Aquela casa - DTRL 31

Virou-se e, de repente, vislumbrou pela primeira vez a velha casa. Esta era razoavelmente pequena, feita de uma madeira já apodrecida e encoberta pelo verde dos cipós e musgos, como se estivesse, pouco a pouco, sendo abraçada pela natureza. Como por impulso, aproximou-se do pequeno cercado deteriorado e observou melhor: o que poderia ser um dia chamado de quintal, agora nada mais era do que parte da floresta que envolvia a casa.

O menino deu alguns passos, indecisos, quase inconscientes, ficando de frente para a porta principal, aberta e quase completamente devorada pelos cupins. Não conseguia ver muito bem o que havia em seu interior. O fim da tarde avançava rápido, dificultando enxergar as imagens que lá dentro se misturavam. Deu um passo, talvez dois, para trás e pensou que seria melhor ir embora, quem sabe outro dia, quem sabe nunca mais. O medo fez com que seus braços tremessem, quase podia sentir frio naquele mês de novembro. No entanto, ainda continuou parado. Se fosse interrogado, talvez não conseguisse se explicar, não saberia dizer o motivo de não ir embora, de continuar e, por mais insensato, entrar.

Podia perceber os restos de um sofá, na verdade, dois, e uma estante com diversas... Esculturas? Chegou mais perto delas, pegou uma nas mãos e observou: parecia uma miniatura, nada além de cinco centímetros, de uma antiga máquina de costurar. Largou esta e pegou outra, desta vez era uma espingarda. Olhou mais algumas e percebeu que todas eram feitas de madeira. O lampejo de um pensamento aconchegante passou por sua mente, meu pai também fazia este tipo de coisa.

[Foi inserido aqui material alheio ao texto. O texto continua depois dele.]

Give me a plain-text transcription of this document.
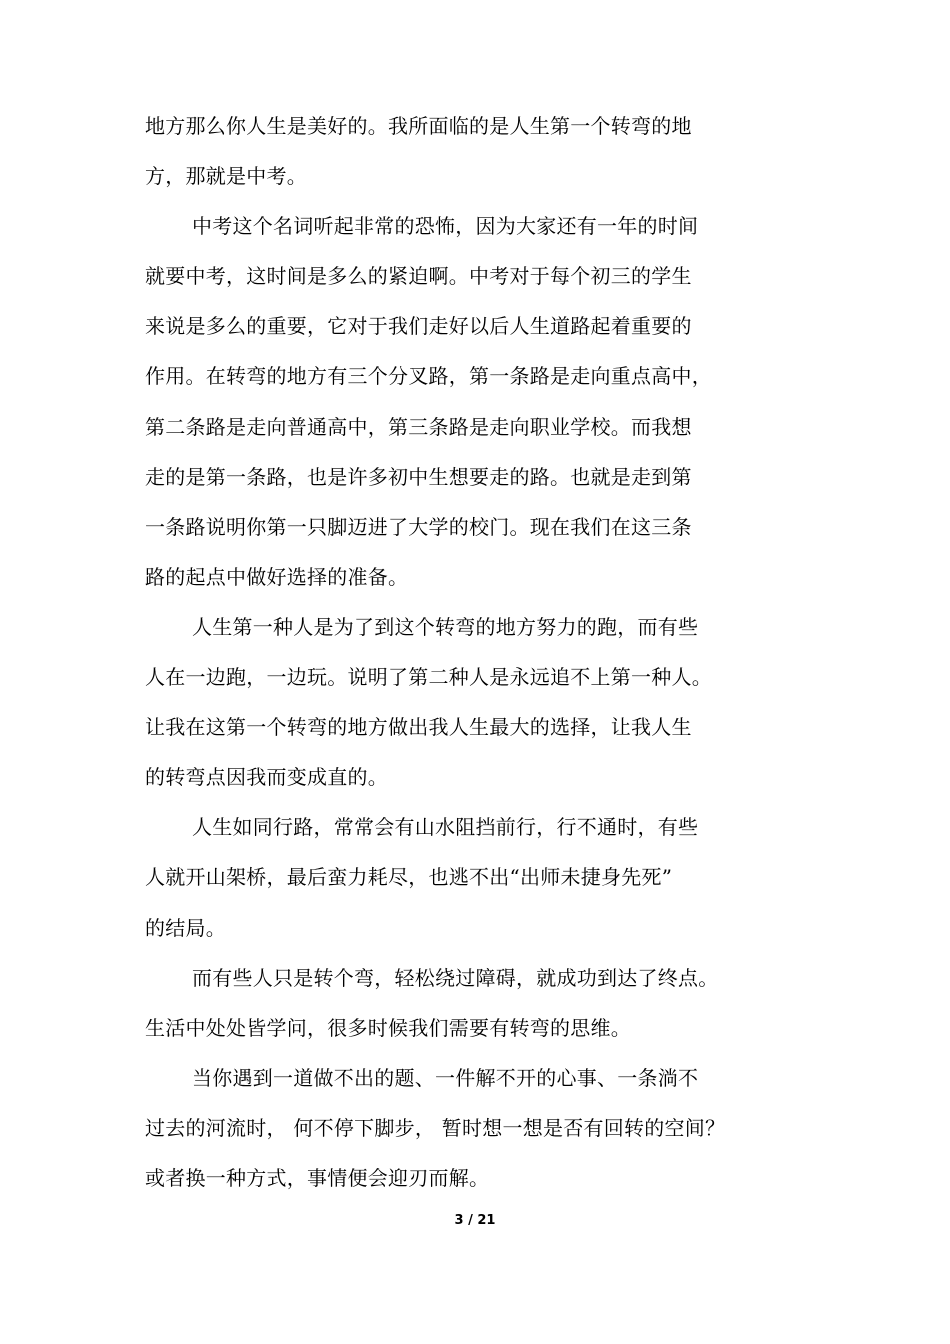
地方那么你人生是美好的。我所面临的是人生第一个转弯的地
方，那就是中考。
中考这个名词听起非常的恐怖，因为大家还有一年的时间
就要中考，这时间是多么的紧迫啊。中考对于每个初三的学生
来说是多么的重要，它对于我们走好以后人生道路起着重要的
作用。在转弯的地方有三个分叉路，第一条路是走向重点高中，
第二条路是走向普通高中，第三条路是走向职业学校。而我想
走的是第一条路，也是许多初中生想要走的路。也就是走到第
一条路说明你第一只脚迈进了大学的校门。现在我们在这三条
路的起点中做好选择的准备。
人生第一种人是为了到这个转弯的地方努力的跑，而有些
人在一边跑，一边玩。说明了第二种人是永远追不上第一种人。
让我在这第一个转弯的地方做出我人生最大的选择，让我人生
的转弯点因我而变成直的。
人生如同行路，常常会有山水阻挡前行，行不通时，有些
人就开山架桥，最后蛮力耗尽，也逃不出“出师未捷身先死”
的结局。
而有些人只是转个弯，轻松绕过障碍，就成功到达了终点。
生活中处处皆学问，很多时候我们需要有转弯的思维。
当你遇到一道做不出的题、一件解不开的心事、一条淌不
过去的河流时， 何不停下脚步， 暂时想一想是否有回转的空间？
或者换一种方式，事情便会迎刃而解。
3 / 21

Um barulho interrompeu seu raciocínio, era o som de uma lâmina atravessando a madeira. Não se mexeu, não respirou, apenas esperou. Mais e mais batidas, soavam secas e cruéis em seus ouvidos. Virou-se vagarosamente, as batidas vinham do pequeno corredor que estava em suas costas. Andou em sua direção, a batida do coração já se igualava às batidas que escutava. Parou de frente para uma porta fechada, pensou no que deveria fazer. Poderia ir embora, chamaria alguém para subir a colina no outro dia, bem cedo. Poderia abrir a porta e ver o que era. Poderia... E abriu.

Mesmo que tenha tentado abrir vagarosamente, ainda assim, ouve um sonoro rangido comum à portas velhas. Quando conseguiu ver o que estava lá dentro, paralisou. Havia um velho gordo, cheio de pêlos pelo corpo, todo sujo, destruindo um guarda-roupa com machadadas. Assim que a porta terminou seu movimento, aquele ser deu um último golpe e virou sua cabeça em direção ao jovem. Percebendo ser observado, arrancou o machado da madeira e virou-se por completo para a porta.

Houve um momento de silêncio. Entreolharam-se. Se pudessem perceber, já estariam ouvindo o chiar dos insetos noturnos. Mas não conseguiriam, a tensão tampa os ouvidos e reduz o raciocínio a duas hipóteses: fugir ou lutar? O menino lembrou-se, quase como se escutasse novamente, a voz de seu pai dizendo para não dar às costas a algum animal que por acaso cruzasse seu caminho. Não sabia se o ensinamento era válido para aquela situação, mesmo assim, esperou.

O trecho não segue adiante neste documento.